Born Leonard Alfred Schneider on October 13, 1925, in Mineola, New York, Lenny Bruce was raised by his mother after his parents divorced when Bruce was 5 years old. He attended Wellington C. Mepham High School in Bellmore and ran away from home at the age of 16. He worked on a farm on Long Island for two years before joining the U.S. Navy, where he served aboard the U.S.S. Brooklyn in North Africa during World War II. After serving for three years, Bruce received an honorable discharge (for posing as a transvestite) and returned briefly to the Long Island farm before moving back with his mother, now running her own dance studio in New York City.

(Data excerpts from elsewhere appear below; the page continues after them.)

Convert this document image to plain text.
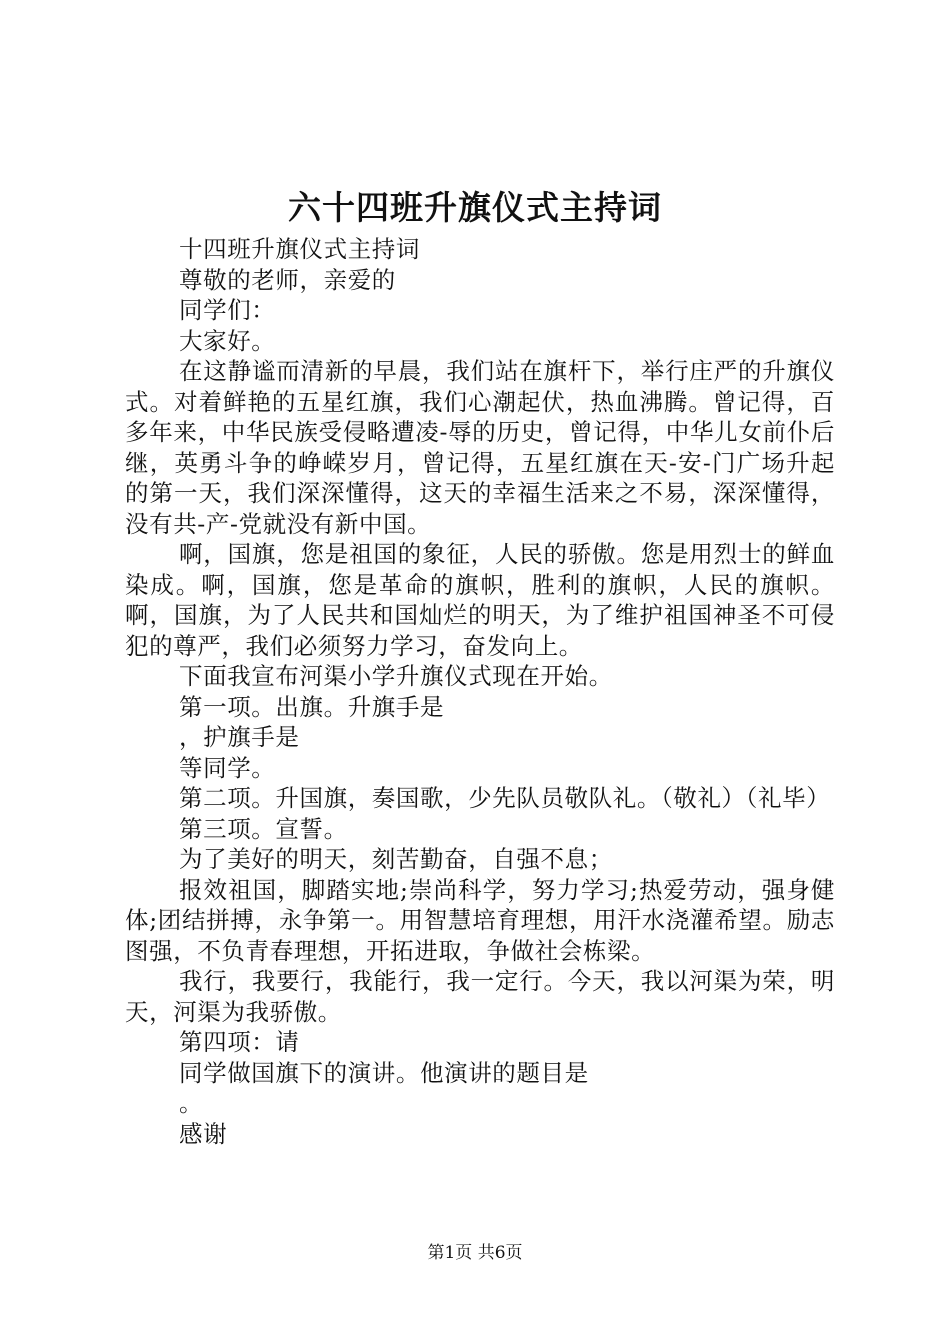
六十四班升旗仪式主持词

十四班升旗仪式主持词

尊敬的老师，亲爱的

同学们：

大家好。

在这静谧而清新的早晨，我们站在旗杆下，举行庄严的升旗仪式。对着鲜艳的五星红旗，我们心潮起伏，热血沸腾。曾记得，百多年来，中华民族受侵略遭凌-辱的历史，曾记得，中华儿女前仆后继，英勇斗争的峥嵘岁月，曾记得，五星红旗在天-安-门广场升起的第一天，我们深深懂得，这天的幸福生活来之不易，深深懂得，没有共-产-党就没有新中国。

啊，国旗，您是祖国的象征，人民的骄傲。您是用烈士的鲜血染成。啊，国旗，您是革命的旗帜，胜利的旗帜，人民的旗帜。啊，国旗，为了人民共和国灿烂的明天，为了维护祖国神圣不可侵犯的尊严，我们必须努力学习，奋发向上。

下面我宣布河渠小学升旗仪式现在开始。

第一项。出旗。升旗手是

，护旗手是

等同学。

第二项。升国旗，奏国歌，少先队员敬队礼。（敬礼）（礼毕）

第三项。宣誓。

为了美好的明天，刻苦勤奋，自强不息；

报效祖国，脚踏实地;崇尚科学，努力学习;热爱劳动，强身健体;团结拼搏，永争第一。用智慧培育理想，用汗水浇灌希望。励志图强，不负青春理想，开拓进取，争做社会栋梁。

我行，我要行，我能行，我一定行。今天，我以河渠为荣，明天，河渠为我骄傲。

第四项：请

同学做国旗下的演讲。他演讲的题目是

。

感谢

第1页 共6页
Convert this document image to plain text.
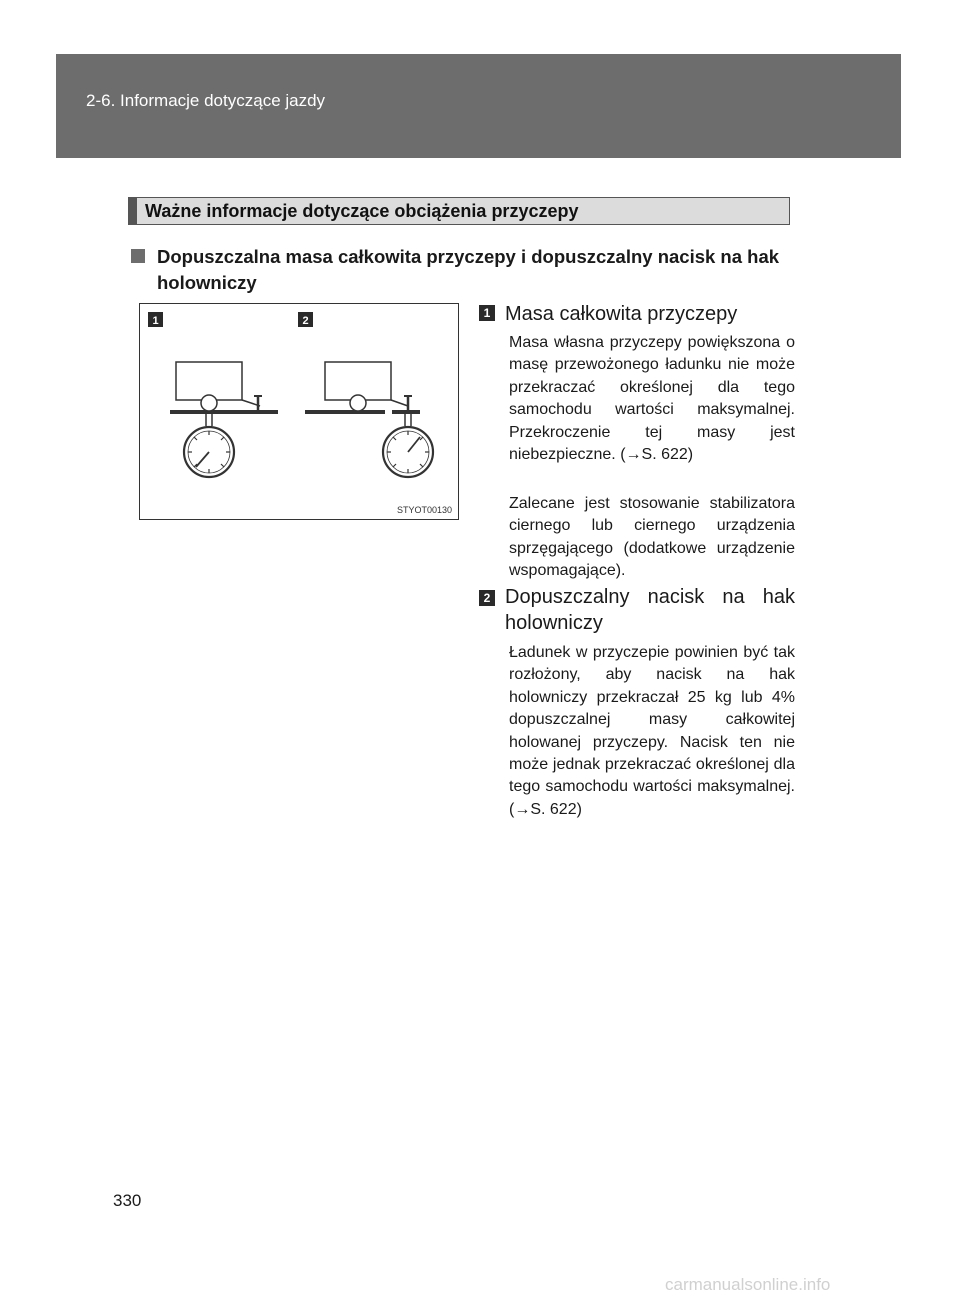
2-6. Informacje dotyczące jazdy
Ważne informacje dotyczące obciążenia przyczepy
Dopuszczalna masa całkowita przyczepy i dopuszczalny nacisk na hak holowniczy
1	2
STYOT00130
1 Masa całkowita przyczepy
Masa własna przyczepy powiększona o masę przewożonego ładunku nie może przekraczać określonej dla tego samochodu wartości maksymalnej. Przekroczenie tej masy jest niebezpieczne. (→S. 622)
Zalecane jest stosowanie stabilizatora ciernego lub ciernego urządzenia sprzęgającego (dodatkowe urządzenie wspomagające).
2 Dopuszczalny nacisk na hak holowniczy
Ładunek w przyczepie powinien być tak rozłożony, aby nacisk na hak holowniczy przekraczał 25 kg lub 4% dopuszczalnej masy całkowitej holowanej przyczepy. Nacisk ten nie może jednak przekraczać określonej dla tego samochodu wartości maksymalnej. (→S. 622)
330
carmanualsonline.info
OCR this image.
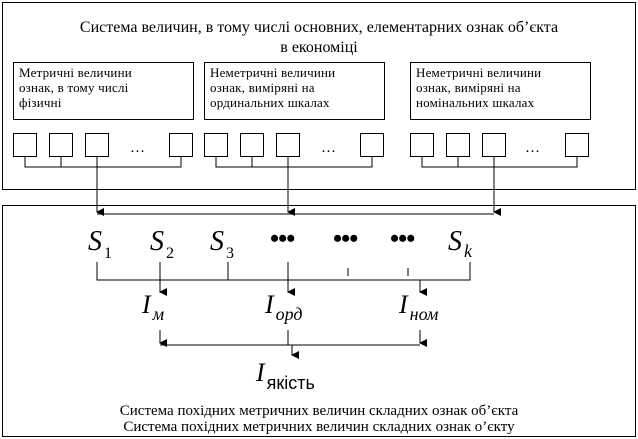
Система величин, в тому числі основних, елементарних ознак об’єкта
в економіці
Метричні величини
ознак, в тому числі
фізичні
Неметричні величини
ознак, виміряні на
ординальних шкалах
Неметричні величини
ознак, виміряні на
номінальних шкалах
…	…	…
S $_1$ S $_2$ S $_3$
••• ••• ••• S $_k$
I $_м$	I $_{орд}$	I $_{ном}$
I $_{якість}$
Система похідних метричних величин складних ознак об’єкта
Система похідних метричних величин складних ознак о’єкту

Stand-up, Marriage and a Leper Colony

At age 22, at a nightclub in Brooklyn, Lenny Bruce began the stand-up career that would define his life. Gigs in the New York–New Jersey area followed, and he once appeared at an "amateur night" for $2 and cab fare home. In 1948, Bruce won Arthur Godfrey's Talent Scouts Show and began to get booked in bigger and better venues, such as New York's Strand, and make enough money to support himself.

“Every day people are straying away from the church and going back to God.” – Lenny Bruce

In 1950, however, Bruce signed up for the merchant navy and did tours of Europe. He left the job the following year to marry a stripper he had met and fallen in love with, Honey Harlow. To get away from stripping, Harlow worked on her singing, joining Bruce onstage at some of his shows. Never one to tolerate a dull moment, Bruce soon set up a funding organization to send money to a leper colony in New Guinea. When only $2,500 of the $8,000 Bruce somehow raised went to New Guinea, authorities saw it as a criminal scheme and shut it down, arresting Bruce. The charges were reduced, and Bruce and Harlow moved to Pittsburgh, where they were involved in a serious car accident.

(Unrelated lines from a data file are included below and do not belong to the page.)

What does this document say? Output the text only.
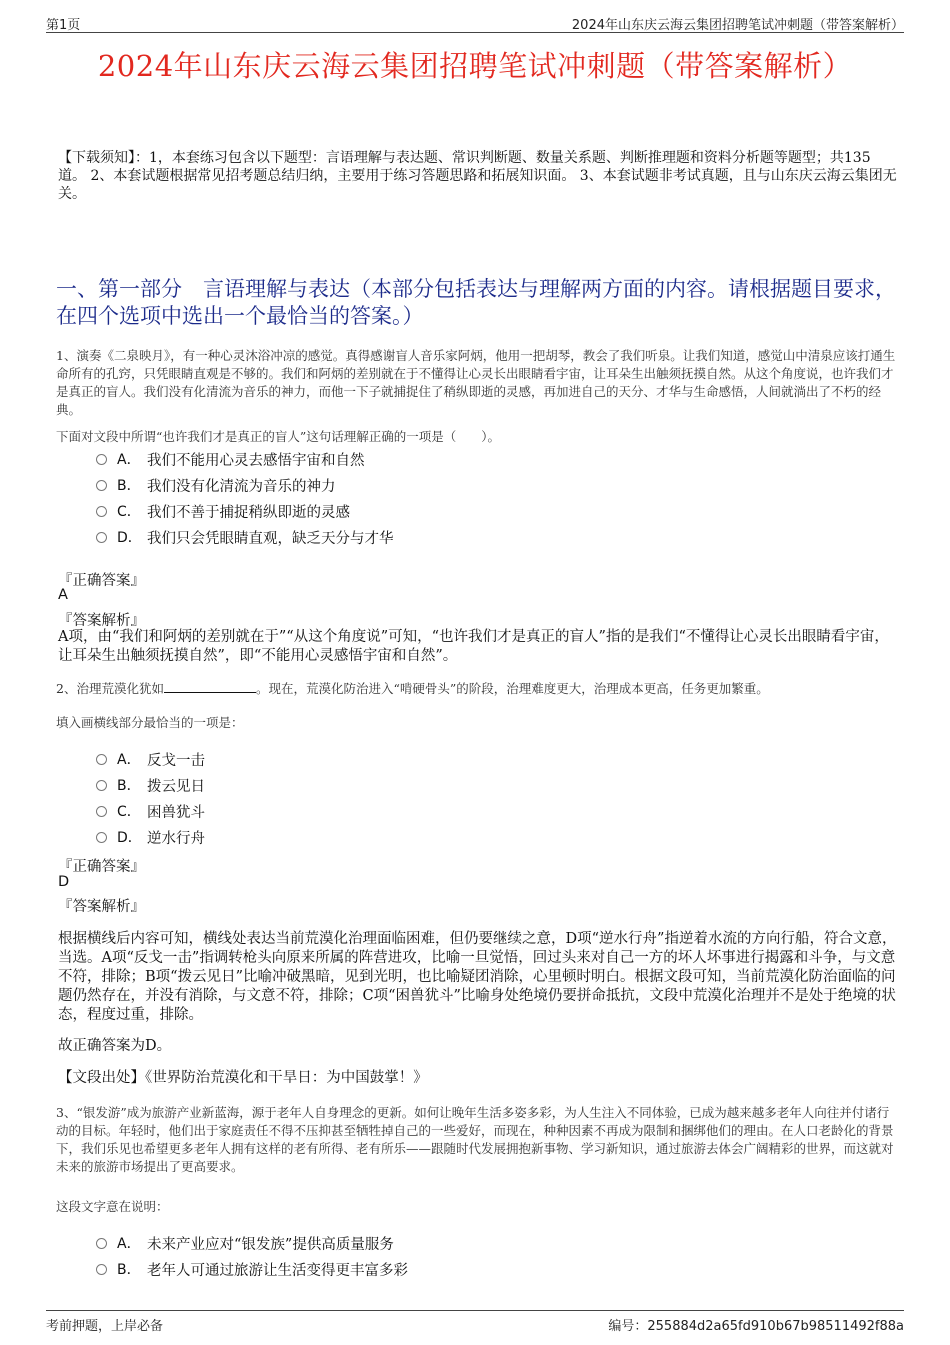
第1页	2024年山东庆云海云集团招聘笔试冲刺题（带答案解析）
2024年山东庆云海云集团招聘笔试冲刺题（带答案解析）
【下载须知】：1，本套练习包含以下题型：言语理解与表达题、常识判断题、数量关系题、判断推理题和资料分析题等题型；共135道。 2、本套试题根据常见招考题总结归纳，主要用于练习答题思路和拓展知识面。 3、本套试题非考试真题，且与山东庆云海云集团无关。
一、第一部分　言语理解与表达（本部分包括表达与理解两方面的内容。请根据题目要求，在四个选项中选出一个最恰当的答案。）
1、演奏《二泉映月》，有一种心灵沐浴冲凉的感觉。真得感谢盲人音乐家阿炳，他用一把胡琴，教会了我们听泉。让我们知道，感觉山中清泉应该打通生命所有的孔窍，只凭眼睛直观是不够的。我们和阿炳的差别就在于不懂得让心灵长出眼睛看宇宙，让耳朵生出触须抚摸自然。从这个角度说，也许我们才是真正的盲人。我们没有化清流为音乐的神力，而他一下子就捕捉住了稍纵即逝的灵感，再加进自己的天分、才华与生命感悟，人间就淌出了不朽的经典。
下面对文段中所谓“也许我们才是真正的盲人”这句话理解正确的一项是（　　）。
A． 我们不能用心灵去感悟宇宙和自然
B． 我们没有化清流为音乐的神力
C． 我们不善于捕捉稍纵即逝的灵感
D． 我们只会凭眼睛直观，缺乏天分与才华
『正确答案』
A
『答案解析』
A项，由“我们和阿炳的差别就在于”“从这个角度说”可知，“也许我们才是真正的盲人”指的是我们“不懂得让心灵长出眼睛看宇宙，让耳朵生出触须抚摸自然”，即“不能用心灵感悟宇宙和自然”。
2、治理荒漠化犹如	。现在，荒漠化防治进入“啃硬骨头”的阶段，治理难度更大，治理成本更高，任务更加繁重。
填入画横线部分最恰当的一项是：
A． 反戈一击
B． 拨云见日
C． 困兽犹斗
D． 逆水行舟
『正确答案』
D
『答案解析』
根据横线后内容可知，横线处表达当前荒漠化治理面临困难，但仍要继续之意，D项“逆水行舟”指逆着水流的方向行船，符合文意，当选。A项“反戈一击”指调转枪头向原来所属的阵营进攻，比喻一旦觉悟，回过头来对自己一方的坏人坏事进行揭露和斗争，与文意不符，排除；B项“拨云见日”比喻冲破黑暗，见到光明，也比喻疑团消除，心里顿时明白。根据文段可知，当前荒漠化防治面临的问题仍然存在，并没有消除，与文意不符，排除；C项“困兽犹斗”比喻身处绝境仍要拼命抵抗，文段中荒漠化治理并不是处于绝境的状态，程度过重，排除。
故正确答案为D。
【文段出处】《世界防治荒漠化和干旱日：为中国鼓掌！》
3、“银发游”成为旅游产业新蓝海，源于老年人自身理念的更新。如何让晚年生活多姿多彩，为人生注入不同体验，已成为越来越多老年人向往并付诸行动的目标。年轻时，他们出于家庭责任不得不压抑甚至牺牲掉自己的一些爱好，而现在，种种因素不再成为限制和捆绑他们的理由。在人口老龄化的背景下，我们乐见也希望更多老年人拥有这样的老有所得、老有所乐——跟随时代发展拥抱新事物、学习新知识，通过旅游去体会广阔精彩的世界，而这就对未来的旅游市场提出了更高要求。
这段文字意在说明：
A． 未来产业应对“银发族”提供高质量服务
B． 老年人可通过旅游让生活变得更丰富多彩
考前押题，上岸必备	编号：255884d2a65fd910b67b98511492f88a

In 1953, the couple moved to Northern California, where Bruce resumed stand-up and began exploring darker themes involving harsh language and controversial topics. His daughter, Kitty, was born in 1955, but he and Harlow divorced soon after. Bruce's reputation began to grow during this time, and he released live albums of his performances, such as The Sick Humor of Lenny Bruce (1958) and Togetherness (1958).

The Controversy and the End

As the 1960s rolled around, so did trouble for Lenny Bruce. In the fall of 1961, he was arrested for possession of prescription narcotics and for obscenity while performing onstage. He was acquitted of the latter charge in 1962, but the police began monitoring his shows. Also in 1962, the now-controversial comedian was banned from playing Australia and was again arrested for drug possession and on two separate obscenity charges, with figures such as Woody Allen, Bob Dylan and Allen Ginsberg coming to his aid during the trial (in November 1964, a guilty verdict came in nonetheless).

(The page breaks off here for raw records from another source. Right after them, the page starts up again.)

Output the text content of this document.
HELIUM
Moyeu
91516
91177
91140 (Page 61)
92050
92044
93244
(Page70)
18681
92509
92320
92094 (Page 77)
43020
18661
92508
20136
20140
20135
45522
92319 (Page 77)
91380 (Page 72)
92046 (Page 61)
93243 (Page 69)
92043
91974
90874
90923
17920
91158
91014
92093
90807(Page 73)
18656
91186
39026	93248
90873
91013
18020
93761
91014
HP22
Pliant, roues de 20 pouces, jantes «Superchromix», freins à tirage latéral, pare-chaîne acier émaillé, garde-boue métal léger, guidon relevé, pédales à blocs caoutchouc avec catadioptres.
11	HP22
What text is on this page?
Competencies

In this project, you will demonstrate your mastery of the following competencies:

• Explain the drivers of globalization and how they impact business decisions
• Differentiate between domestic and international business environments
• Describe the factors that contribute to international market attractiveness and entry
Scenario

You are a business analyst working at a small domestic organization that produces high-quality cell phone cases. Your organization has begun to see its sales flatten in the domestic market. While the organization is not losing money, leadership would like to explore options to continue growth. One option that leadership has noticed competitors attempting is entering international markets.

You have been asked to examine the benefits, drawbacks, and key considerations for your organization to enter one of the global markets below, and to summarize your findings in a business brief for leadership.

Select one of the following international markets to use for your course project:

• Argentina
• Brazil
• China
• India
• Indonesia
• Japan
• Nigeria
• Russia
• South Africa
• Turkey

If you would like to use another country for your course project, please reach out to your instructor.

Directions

"I was just thinking this morning that I'd never slept over at a colored person's house. I've never had dinner in a Negro home. There's a big foreign country in my country that I know very little about. And more than that, when whites talk about riots, we really lose our perspective completely. A man from Mars could see what's really happening–convicts rioting in a corrupt prison." – Lenny Bruce

The charges and convictions soon hit a fever pitch. Bruce was arrested in Los Angeles for narcotics possession, and was banned from entering England and Scotland, among other incidents. In the fall of 1965, with lawsuits and authorities dogging him and limited work opportunities, Lenny Bruce declared bankruptcy. The following summer, on August 3, 1966, at the age of 40, Bruce was found dead of a morphine overdose in his Hollywood Hills home.